Replace terms like ‘meets expectations’ with numbered levels of success – Instead of that traditional grid, Perks recommends a checklist-based guide that breaks down the concepts within a learning standard. Teachers check off demonstrated skills and provide written feedback on how students can improve. Instead of vague labels, number performance levels 1-4, with an index defining each level.

‘It’s easier for kids to comprehend and it’s all really oriented around proficiency,’ Perks said.

Consider co-creating your scoring guide with students. Inviting students to unpack a learning standard at the beginning of a unit can jump-start the learning process and help them understand expectations for assignments, Perks said. Teachers should collaborate with students to identify and define all the concepts within a learning standard and discuss how they might demonstrate those concepts in an assignment. That conversation can shape the rubric or help students understand an existing one.

Use examples of strong work. Including examples of successful work alongside scoring criteria can help ensure that different graders apply the same scoring criteria more consistently. For example, the SAT provides ‘anchors’ or example essays for the reviewers to demonstrate various score levels.

Similarly, showing student successful examples of past work can also give them a cleaner understanding of the concepts they are learning and how to demonstrate mastery, Perks said. Students may even benefit from reviewing an example that doesn’t meet expectations and identifying ways it could be improved.”

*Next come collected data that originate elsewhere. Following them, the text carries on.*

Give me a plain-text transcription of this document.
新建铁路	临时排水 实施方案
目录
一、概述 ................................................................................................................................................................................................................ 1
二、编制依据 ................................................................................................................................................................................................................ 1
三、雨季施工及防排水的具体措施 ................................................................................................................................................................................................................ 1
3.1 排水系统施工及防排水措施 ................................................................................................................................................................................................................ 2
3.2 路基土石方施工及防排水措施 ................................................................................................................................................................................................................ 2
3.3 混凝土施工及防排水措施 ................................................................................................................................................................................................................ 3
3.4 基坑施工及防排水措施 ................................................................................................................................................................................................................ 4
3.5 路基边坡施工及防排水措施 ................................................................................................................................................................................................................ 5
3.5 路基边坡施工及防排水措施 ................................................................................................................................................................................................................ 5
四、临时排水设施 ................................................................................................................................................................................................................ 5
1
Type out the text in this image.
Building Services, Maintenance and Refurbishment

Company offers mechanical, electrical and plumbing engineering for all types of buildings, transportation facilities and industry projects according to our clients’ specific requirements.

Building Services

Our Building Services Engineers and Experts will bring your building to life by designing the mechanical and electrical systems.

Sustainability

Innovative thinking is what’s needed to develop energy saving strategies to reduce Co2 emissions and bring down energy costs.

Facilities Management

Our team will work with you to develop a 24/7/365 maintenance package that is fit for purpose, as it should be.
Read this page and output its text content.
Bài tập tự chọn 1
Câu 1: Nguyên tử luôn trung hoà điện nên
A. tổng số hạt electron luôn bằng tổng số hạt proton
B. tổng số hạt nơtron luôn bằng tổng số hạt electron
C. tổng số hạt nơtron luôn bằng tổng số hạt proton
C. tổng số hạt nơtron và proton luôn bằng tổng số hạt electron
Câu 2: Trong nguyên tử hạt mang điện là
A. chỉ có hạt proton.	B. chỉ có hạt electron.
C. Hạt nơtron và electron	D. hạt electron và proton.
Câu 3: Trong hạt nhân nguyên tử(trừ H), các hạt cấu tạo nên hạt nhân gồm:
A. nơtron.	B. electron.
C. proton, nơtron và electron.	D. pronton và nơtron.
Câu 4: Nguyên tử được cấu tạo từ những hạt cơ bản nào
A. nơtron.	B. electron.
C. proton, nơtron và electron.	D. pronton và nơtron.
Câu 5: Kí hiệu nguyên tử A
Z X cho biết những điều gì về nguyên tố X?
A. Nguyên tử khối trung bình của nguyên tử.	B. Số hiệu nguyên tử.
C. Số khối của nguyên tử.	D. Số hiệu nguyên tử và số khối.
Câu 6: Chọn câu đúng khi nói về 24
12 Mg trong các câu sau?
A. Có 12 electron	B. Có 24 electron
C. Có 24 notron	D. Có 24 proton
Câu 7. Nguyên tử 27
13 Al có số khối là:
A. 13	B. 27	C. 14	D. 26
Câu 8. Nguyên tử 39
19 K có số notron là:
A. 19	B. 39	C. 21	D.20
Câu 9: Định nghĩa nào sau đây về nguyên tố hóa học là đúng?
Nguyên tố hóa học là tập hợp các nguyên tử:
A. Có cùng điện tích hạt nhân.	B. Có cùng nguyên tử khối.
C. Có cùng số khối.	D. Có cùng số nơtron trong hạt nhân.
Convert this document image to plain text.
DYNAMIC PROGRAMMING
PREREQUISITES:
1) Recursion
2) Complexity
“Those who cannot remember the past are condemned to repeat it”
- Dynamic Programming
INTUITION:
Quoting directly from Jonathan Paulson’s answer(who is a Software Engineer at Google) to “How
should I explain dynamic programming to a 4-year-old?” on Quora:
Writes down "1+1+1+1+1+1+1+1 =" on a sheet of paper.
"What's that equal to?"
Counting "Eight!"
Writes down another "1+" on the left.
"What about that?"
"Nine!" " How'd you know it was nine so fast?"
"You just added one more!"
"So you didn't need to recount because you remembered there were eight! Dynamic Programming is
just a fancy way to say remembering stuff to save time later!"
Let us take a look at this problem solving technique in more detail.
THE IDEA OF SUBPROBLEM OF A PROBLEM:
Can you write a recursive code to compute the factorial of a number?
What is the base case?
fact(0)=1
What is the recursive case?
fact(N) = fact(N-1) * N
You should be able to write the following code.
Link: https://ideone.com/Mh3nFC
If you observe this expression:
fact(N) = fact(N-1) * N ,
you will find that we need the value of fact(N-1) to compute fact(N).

When we ran our personalized learning lab years ago in Houston, Texas, our learning coaches employed a learning report filled with suggestions made above:

Keep the learning standard simple.

Create an index to help the learner understand where they are on the learning standard continuum.

Inviting students to participate in the learning report creation. (In fact, eventually our learners were able to create their own personalized rubrics, whereby they compared their work with an assessment tool created by themselves.)

Use examples and non-examples of assigned work, allowing each young learner to see what the standard requires and, equally important, mistakes made along the way.

Work to make rubrics individualized to the person and their own relationship to the learning standard. Deep learning depends on personalization and relationships.

A big problem facing our K-12 traditional educational system is the way they assess learning inside classrooms and schools. It’s a big reason why some of us are encouraging all of us to look for a different system of learning – a system that allows each young learner to define, plan, execute, and evaluate their own learning.

Because –

If you own your own learning, you hold a power that no one can take away.